PCNA is a cell-cycle regulator expressed in the nucleus of proliferating cells. The degree of PCNA expression has been correlated with tumor progression and grade in some tumors (Zeng and Davis 2003; Hall et al. 1990; Malham et al. 2010). Ki67 is also a cell proliferation marker, and the expression of Ki67 in the numerous melanoma tissues has been correlated with the presence of malignancy and prognosis (Gould Rothberg et al. 2009). We previously reported that lupeol suppressed the expression of PCNA and Ki67 in B16 mouse melanoma cells both in vitro and vivo. Therefore, we studied the effects of lupeol at each IC50 value against canine melanoma cell growth on the expression of PCNA and Ki67 genes. Real-time RT-PCR analysis revealed that lupeol suppressed the expression of PCNA and Ki67 in 4 canine melanoma cells by 47.4-68.0% and 43.4-62.5%, respectively (Figure 3).
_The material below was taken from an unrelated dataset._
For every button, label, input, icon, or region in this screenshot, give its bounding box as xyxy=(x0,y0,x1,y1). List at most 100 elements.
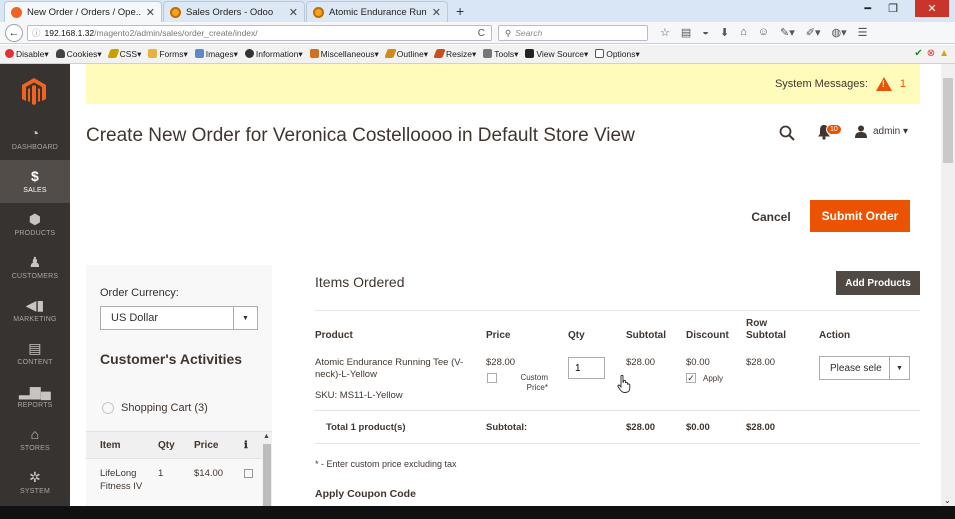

Furthermore, we transplanted cMEL-2 cells into a SCID mouse, and studied the anti-progressive effects of lupeol on tumor tissue (Figure 4). Although the melanoma was 5.7-fold bigger by day 10, growth was significantly suppressed by 78.7% that of the vehicle control with the single administration of lupeol (p < 0.01). We administered lupeol to melanoma-bearing mice only once in the present study, and a higher dose and/or repeated injection of lupeol appeared to be more effective in treating the melanoma.

We demonstrated the differentiation-inducing and anti-proliferative activities of lupeol on 4 canine melanoma cells both in vitro and in vivo. We intend to establish a nonsurgical treatment for canine melanoma with lupeol based on these results.